In the fall, I decided that I didn’t want to just exist between my room and class so I did something that made me super uncomfortable and I signed up for Color Me Greek and recruitment. What I would later learn, after 45 minutes of standing in a line surrounded by women, that I signed up for sorority recruitment; my Fraternity and Sorority Life director Kim Vance (who I loving refer to as my first NKU mom) loves for me to tell that story at the drop of a hat. Fraternity recruitment was the following week, and I showed up and met some pretty amazing people in the five chapters that were present on my campus. I made some friends through the process, and eventually joined Sigma Phi Epsilon at a Buffalo Wild Wings.
It wasn’t for weeks that I truly understood what I had joined; the idea of being part of something larger than yourself doesn’t exactly settle in quickly. I was coming to terms with my sexuality at this point in my life, I wasn’t comfortable around large groups of men, and I continued isolating myself even after joining until EDGE. EDGE was a new member retreat for regions, so I was pretty much locked in a cottage with about 80 other new members and I instantly feeling out of place. That weekend solidified my choice, I had chosen to be part of a group of young men that respected me and my journey surrounding discovering myself.
But it was just the beginning. Soon after, I got referred to New Student Orientation and Parent Programs in order to apply to be a Student Orientation Leader by an older member, Andrew Stewart. I applied and got hired for some reason. I was really quiet and reserved at this point in my life, I’ve gotten more outgoing but … I’m not what I would have considered perfect to be the face of a recruitment program. That summer was amazing, hands down one of the most defining jobs of my life, and I discovered so much about myself and how much I enjoyed helping people especially when it came to finding their home at NKU!

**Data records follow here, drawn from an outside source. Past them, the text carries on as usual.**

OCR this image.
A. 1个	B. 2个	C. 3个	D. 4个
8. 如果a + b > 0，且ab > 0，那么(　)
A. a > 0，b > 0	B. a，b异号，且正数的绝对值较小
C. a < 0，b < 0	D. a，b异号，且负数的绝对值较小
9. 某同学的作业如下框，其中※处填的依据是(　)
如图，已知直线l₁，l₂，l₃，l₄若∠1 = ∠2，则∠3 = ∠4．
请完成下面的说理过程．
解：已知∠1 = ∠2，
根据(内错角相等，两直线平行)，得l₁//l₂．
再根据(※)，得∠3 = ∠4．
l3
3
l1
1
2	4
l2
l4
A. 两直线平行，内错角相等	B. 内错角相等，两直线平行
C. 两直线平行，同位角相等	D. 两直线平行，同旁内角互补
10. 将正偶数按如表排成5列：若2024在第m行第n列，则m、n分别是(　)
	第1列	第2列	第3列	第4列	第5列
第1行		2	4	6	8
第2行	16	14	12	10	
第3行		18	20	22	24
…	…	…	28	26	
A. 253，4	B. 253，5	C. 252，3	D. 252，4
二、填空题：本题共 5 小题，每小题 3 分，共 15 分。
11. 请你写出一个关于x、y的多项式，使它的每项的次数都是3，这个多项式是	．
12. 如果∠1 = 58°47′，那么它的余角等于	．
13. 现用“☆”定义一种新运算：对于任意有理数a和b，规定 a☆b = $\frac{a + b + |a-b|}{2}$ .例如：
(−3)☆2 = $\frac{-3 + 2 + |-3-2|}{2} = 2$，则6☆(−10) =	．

This led to me applying to a huge leadership retreat that was hosted by the Norse Leadership Society; it’s a very competitive program that allows for 75 students out of a school of 14,000+ students to go down to Gatlinburg, TN for an intensive, four-day leadership boot camp hosted by students and you are taught some amazing things by faculty, staff and alumni of NKU. Dreaming Wide Awake was the theme that year, I spent four days crying about some very deep issues that I had been repressing for years and came to terms with a lot. I made a best friend through Jeff Iker, who worked in admissions as a full-time staff member, and came out to my parents. It was a very emotional weekend.
Following that, I joined two organizations: Order of Omega and Norse Leadership Society. I was nominated and given the honor of being a sorority sweetheart, which is an article for another day (THETA PHI ALPHA, PENGUINS SAPPHIRES SISTERS TRUE!!). I took leadership roles in the four organizations I was in (most of which were not elected), had created a week-long philanthropy that my fraternity still uses in the six years since its inception and began building a singing competition philanthropy that funds a book scholarship to outstanding scholars in Fraternity and Sorority life (I actually got to judge this competition the last two years, and it was super exciting to see how much it’s grown since I started this endeavor). I was nominated for Homecoming King, Golden Lamp Award which recognizes outstanding service to NKU and University Service Award. I even found a full-time volunteer position in Utah that would start months following graduation.
My undergraduate years were enriched so much by my fraternity, it opened so many doors for me, and provided me an opportunity to develop myself in ways I would have never thought were possible. I found two organizations, two philanthropies and did countless hours of service through the years I was a transfer student as NKU. I found so much about myself, include the career I’m currently working toward.
All of this because I watched the first episode of GREEK on ABC-Family and was moved to join something much larger than myself, much larger than my 21-year old self could have ever imagined.